Amgen announces initial results of tender offer for outstanding shares of Micromet, Inc.
Posted: 2 March 2012 | | No comments yet
Tender offer to acquire all outstanding shares of Micromet, Inc. – satisfied…
Amgen (“Amgen”) (NASDAQ: AMGN) announced today that all conditions to the closing of the tender offer (the “Offer”) by a wholly owned subsidiary, “Merger Sub”, to acquire all outstanding shares of common stock of Micromet, Inc. (“Micromet”) (NASDAQ: MITI) for $11.00 per share in cash have been satisfied.
The depositary for the Offer has advised Amgen that, as of the expiration of the Offer at 12:00 midnight, New York City time, at the end of Thursday, March 1, 2012, approximately 80,025,097 million Micromet shares had been validly tendered and not withdrawn pursuant to the Offer, which tendered shares represent approximately 83.95 percent of the outstanding shares of Micromet. Amgen has accepted for payment, and expects to promptly pay for, all such tendered shares. In addition, approximately 3,150,586 million additional Micromet shares have been tendered by guaranteed delivery.
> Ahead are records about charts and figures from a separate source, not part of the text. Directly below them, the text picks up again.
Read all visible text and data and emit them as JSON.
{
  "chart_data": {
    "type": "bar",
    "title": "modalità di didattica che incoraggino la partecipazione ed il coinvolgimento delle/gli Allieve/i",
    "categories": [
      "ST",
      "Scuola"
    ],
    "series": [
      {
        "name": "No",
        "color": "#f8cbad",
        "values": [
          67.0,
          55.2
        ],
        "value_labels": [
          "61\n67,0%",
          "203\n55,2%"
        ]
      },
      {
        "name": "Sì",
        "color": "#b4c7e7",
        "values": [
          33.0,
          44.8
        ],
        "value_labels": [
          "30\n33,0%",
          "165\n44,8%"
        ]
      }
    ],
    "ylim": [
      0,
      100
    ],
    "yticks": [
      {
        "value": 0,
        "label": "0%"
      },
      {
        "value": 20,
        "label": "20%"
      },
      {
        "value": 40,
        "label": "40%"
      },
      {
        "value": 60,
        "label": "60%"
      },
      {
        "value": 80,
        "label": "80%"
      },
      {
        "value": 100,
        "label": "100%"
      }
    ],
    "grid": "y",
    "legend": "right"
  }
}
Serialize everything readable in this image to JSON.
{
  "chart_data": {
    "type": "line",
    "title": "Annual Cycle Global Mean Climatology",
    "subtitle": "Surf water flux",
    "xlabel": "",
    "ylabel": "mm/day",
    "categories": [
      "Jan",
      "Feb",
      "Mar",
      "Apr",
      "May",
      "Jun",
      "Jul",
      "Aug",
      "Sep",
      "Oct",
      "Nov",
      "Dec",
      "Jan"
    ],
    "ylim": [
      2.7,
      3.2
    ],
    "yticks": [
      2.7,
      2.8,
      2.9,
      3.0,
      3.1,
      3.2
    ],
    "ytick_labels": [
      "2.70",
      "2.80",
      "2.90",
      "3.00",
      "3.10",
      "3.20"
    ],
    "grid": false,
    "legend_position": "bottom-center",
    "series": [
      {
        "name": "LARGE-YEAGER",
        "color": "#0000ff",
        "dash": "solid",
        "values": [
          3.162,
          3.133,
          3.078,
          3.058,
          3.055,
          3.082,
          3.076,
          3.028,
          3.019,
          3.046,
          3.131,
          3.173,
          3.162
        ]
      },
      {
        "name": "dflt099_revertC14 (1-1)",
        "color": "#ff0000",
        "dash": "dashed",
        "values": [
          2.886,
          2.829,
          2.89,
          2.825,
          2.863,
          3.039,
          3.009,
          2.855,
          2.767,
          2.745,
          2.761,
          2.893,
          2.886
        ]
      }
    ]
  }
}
Amgen also announced the commencement of a subsequent offering period that is scheduled to expire at 12:00 Midnight, New York City time, at the end of March 6, 2012. Any shares validly tendered during this subsequent offering period will be accepted immediately for payment, and tendering stockholders will thereafter promptly be paid the same offer price of $11.00 per Micromet share tendered. The procedures for tendering shares during the subsequent offering period are the same as those applicable to the initial offering period as described in the offer to purchase, except that shares tendered during the subsequent offering period may not be withdrawn.
Following completion of the subsequent offering period, Amgen and Merger Sub intend to complete the acquisition of Micromet through a merger of Merger Sub with and into Micromet under Delaware law. Micromet stockholders who do not tender their shares of Micromet common stock in the Offer will not receive payment for their shares until following the completion of the merger.